In 1964, the relatively new musical genre of rock and roll was under siege. But with the Beatles and other British bands, rock and roll saw a resurgence that helped to bind what many people called “race music” as the essence of American identity. Black musicians like Little Richard, Chuck Berry, B.B. King, and the Isely Brothers were all playing to sell-out crowds. One size seemed to fit all. The Beatles and the Rolling Stones called upon the soulful style of Black rhythm and blues. Ironically, what went around eventually came around once again with the ever-enduring persona of Black American entertainers. Via the emergence of the British invasion, their musical zeal had taken hold going back to the earlier days of Charlie Parker, John Coltrane, with Miles Davis and additionally the updated and present times and sounds of Motown.                

Meanwhile Beatlemania also opened the door to a multitude of other British groups. The Beatles welcomed the Rolling Stones with Mick Jagger and Keith Richards and company, who played rhythm and blues. Under the mantle of British music the Kinks, the Dave Clark Five, Jerry and the Pacemakers, the Animals, Herman and the Hermits, and many others all joined in the success of the British sound.

The Beatles were ahead of mainstream music with musical and sound inventions like Sgt Pepper’s Lonely-Hearts Band. Not only did they write that music but also the unusual song called I Am the Walrus. To see that composition set to modern dance is a revelation of beauty.
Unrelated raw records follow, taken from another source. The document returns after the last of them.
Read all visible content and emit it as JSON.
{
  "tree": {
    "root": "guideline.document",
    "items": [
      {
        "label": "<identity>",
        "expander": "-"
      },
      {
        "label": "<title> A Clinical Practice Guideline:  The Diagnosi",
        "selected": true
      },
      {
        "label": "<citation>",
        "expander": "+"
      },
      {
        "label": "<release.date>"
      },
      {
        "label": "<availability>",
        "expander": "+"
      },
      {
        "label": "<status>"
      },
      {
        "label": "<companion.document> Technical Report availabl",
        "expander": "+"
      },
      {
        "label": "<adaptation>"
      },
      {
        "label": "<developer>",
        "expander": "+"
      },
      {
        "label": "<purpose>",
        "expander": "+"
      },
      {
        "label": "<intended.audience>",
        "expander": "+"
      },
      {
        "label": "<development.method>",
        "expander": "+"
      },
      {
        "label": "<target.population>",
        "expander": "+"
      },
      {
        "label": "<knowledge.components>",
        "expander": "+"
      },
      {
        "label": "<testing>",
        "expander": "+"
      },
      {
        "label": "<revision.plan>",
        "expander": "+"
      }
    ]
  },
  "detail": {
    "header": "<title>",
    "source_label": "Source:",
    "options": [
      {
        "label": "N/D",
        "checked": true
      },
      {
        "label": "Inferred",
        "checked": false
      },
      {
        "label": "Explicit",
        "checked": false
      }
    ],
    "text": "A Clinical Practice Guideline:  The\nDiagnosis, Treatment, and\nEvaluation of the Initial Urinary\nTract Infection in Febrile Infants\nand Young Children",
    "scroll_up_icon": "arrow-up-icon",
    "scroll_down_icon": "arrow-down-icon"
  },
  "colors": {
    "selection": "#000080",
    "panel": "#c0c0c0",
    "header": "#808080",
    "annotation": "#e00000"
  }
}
All good things must end, and the Beatles were no exception, with their last album written together, Abbey Road. It was mentioned that by that point they all had enough of writing together and at times were arguing and fighting with one another.

After the Breakup

However, each of them would go on to write more music and enjoy blazing a trail to more individual fame. During the disastrous floods and famine in Bangladesh, George Harrison wrote inspirational music and donated much of the money to the impoverished people of that country.

John Lennon would continue to write outstanding music with his wife, Yoko Ono, most notably with the song, Imagine. Tragically John Lennon’s life was cut short in 1980 as he and Yoko were returning to their home in Manhattan; a deranged fan, Mark Chapman, shot and killed him. John Lennon’s fans were shocked and dismayed and gathered in Central Park soon afterward in memoriam. This writer went to work at a second job in Walpole and found out from the boss that John Lennon had been shot and killed that very day.

George Harrison, a heavy smoker, died of cancer at 58 in 2001; in 1999 he narrowly survived a severe stabbing by a home invader. George’s brilliance would carry on with his son playing guitar at a concert with Eric Clapton and Billy Preston on piano, singing a jubilant rendition of, Isn’t It a Pity.

Beatlemania has honored the music and lives of the four musicians who started the phenomenon back in the early 1960s. The world needed a philosophical transfusion. America and Europe were looking for a renaissance of music that was uplifting and very different. It was less than two decades after World War II and less than one after Korea. The Vietnam conflict had started to stir. Kennedy was shot on November 22, 1963. The 96-mile Berlin Wall was begun in August 1961, the same time that Cuba went Communist.   

Beatlemania, like an imaginary rail track, allowed most everyone to stop, look and listen to a state of mind, proceeding with a new style of music, and of cultural changes that had not been contemplated before the Fab Four had arrived. This evolution  added to the changes we already had on the music scene after the transformation of Elvis, of the music of Leonard Bernstein, the Newport Jazz Festival, the Everley Brothers, Brenda Lee, the Sensations, Tina Turner, Pete Seeger and the music of Dave Brubeck and Herbie Hancock.

Beatlemania brought optimism in America and many parts of the world where freedom and democracy were celebrated. That dream of timely progress has taken the talent and the musical genius of artists like Laura Nyro, Bruce Springsteen, Whitney Houston, Donna Somers, Flash Cadillac and the Continentals, Earth, Wind and Fire, the rap of The Last Poets and musical ventures like the events of Woodstock and all those who contributed to the collaboration of We Are the World. Passing and handing all of this on to our children ensures the music of tomorrow.